Here, in reality, we live in a period of unprecedented introspection with regard to robots and automation. Hastening developments in the fields of artificial intelligence and cybernetics are converging on the creation of machines that are independent from human oversight. A recent commission from the European Parliament demanded a set of regulations be drawn up to govern the creation, use, and even rights of robots. Luminaries such as Stephen Hawking and Elon Musk have warned that AI presents the greatest existential threat to mankind.

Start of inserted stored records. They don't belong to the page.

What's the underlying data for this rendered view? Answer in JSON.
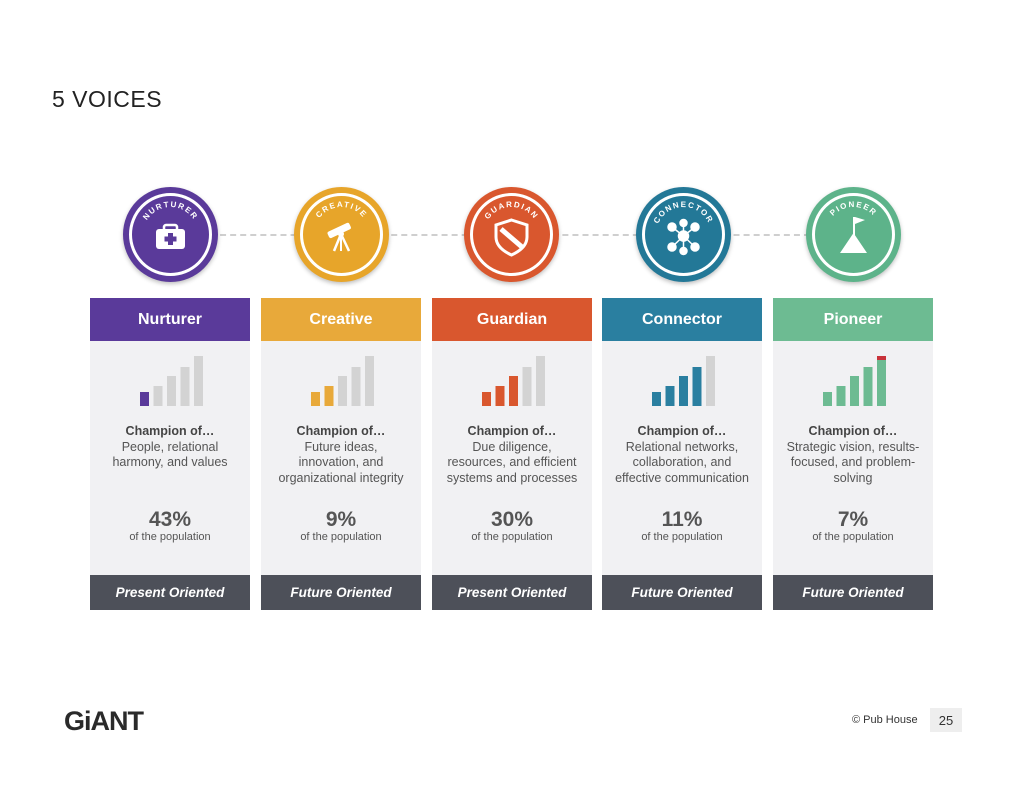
{
  "title": "5 VOICES",
  "champion_lead": "Champion of…",
  "voices": [
    {
      "name": "Nurturer",
      "badge_label": "NURTURER",
      "icon": "first-aid-kit-icon",
      "color": "#5a3a9a",
      "badge_bg": "#5a3a9a",
      "desc": "People, relational harmony, and values",
      "percent": "43%",
      "population_label": "of the population",
      "orientation": "Present Oriented",
      "filled_bars": 1
    },
    {
      "name": "Creative",
      "badge_label": "CREATIVE",
      "icon": "telescope-icon",
      "color": "#e8a93a",
      "badge_bg": "#e7a52a",
      "desc": "Future ideas, innovation, and organizational integrity",
      "percent": "9%",
      "population_label": "of the population",
      "orientation": "Future Oriented",
      "filled_bars": 2
    },
    {
      "name": "Guardian",
      "badge_label": "GUARDIAN",
      "icon": "shield-icon",
      "color": "#d9572e",
      "badge_bg": "#d9572e",
      "desc": "Due diligence, resources, and efficient systems and processes",
      "percent": "30%",
      "population_label": "of the population",
      "orientation": "Present Oriented",
      "filled_bars": 3
    },
    {
      "name": "Connector",
      "badge_label": "CONNECTOR",
      "icon": "network-icon",
      "color": "#2a7fa0",
      "badge_bg": "#237897",
      "desc": "Relational networks, collaboration, and effective communication",
      "percent": "11%",
      "population_label": "of the population",
      "orientation": "Future Oriented",
      "filled_bars": 4
    },
    {
      "name": "Pioneer",
      "badge_label": "PIONEER",
      "icon": "mountain-flag-icon",
      "color": "#6dbb92",
      "badge_bg": "#5db38a",
      "desc": "Strategic vision, results-focused, and problem-solving",
      "percent": "7%",
      "population_label": "of the population",
      "orientation": "Future Oriented",
      "filled_bars": 5
    }
  ],
  "logo": "GiANT",
  "copyright": "© Pub House",
  "page_number": "25"
}
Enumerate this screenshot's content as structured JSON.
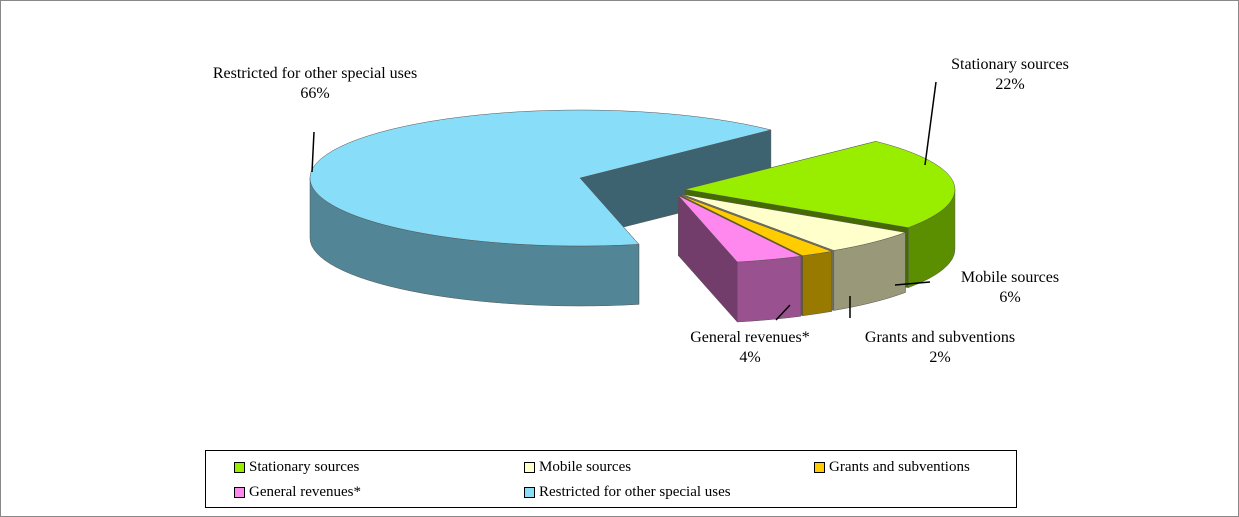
{
  "chart_data": {
    "type": "pie3d",
    "categories": [
      "Stationary sources",
      "Mobile sources",
      "Grants and subventions",
      "General revenues*",
      "Restricted for other special uses"
    ],
    "values": [
      22,
      6,
      2,
      4,
      66
    ],
    "value_labels": [
      "22%",
      "6%",
      "2%",
      "4%",
      "66%"
    ],
    "colors": [
      "#99ee00",
      "#ffffcc",
      "#ffcc00",
      "#ff88ee",
      "#88ddf8"
    ],
    "legend": "bottom"
  }
}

NieR: Automata, a hyperactive action game from the idiosyncratic Yoko Taro—the closest Japan has to a Tim Burton—winds the clock forward to a time when humanity has been driven from Earth by their robotic creations. We have, in Taro’s fiction, been forced to take refuge in the stars. Only robots and androids, two distinct mechanical species, walk our now overgrown cities. They exist in perpetual war.
You play as YoRHa No. 2 Model B (hereafter 2B for brevity and sanity’s sake), a combat droid deployed by the human survivors who live on a spaceship circumnavigating Earth. 2B has been built in the shape of a waifish girl with a short, blonde bob and a taste for black clothing. Appearances deceive: 2B is whip-quick and deadly, able to wield two melee weapons (which she switches between depending on the ferocity of your attack) as well as an orbiting drone, which adds back-up fire as well as providing a floating support for when 2B performs a giant leap and needs a handhold for a gentle landing. 2B is supported by 9S, a boyish droid who, as well as providing AI-controlled backup, supplies a steady stream of quips to counter 2B’s rather stern outlook on life.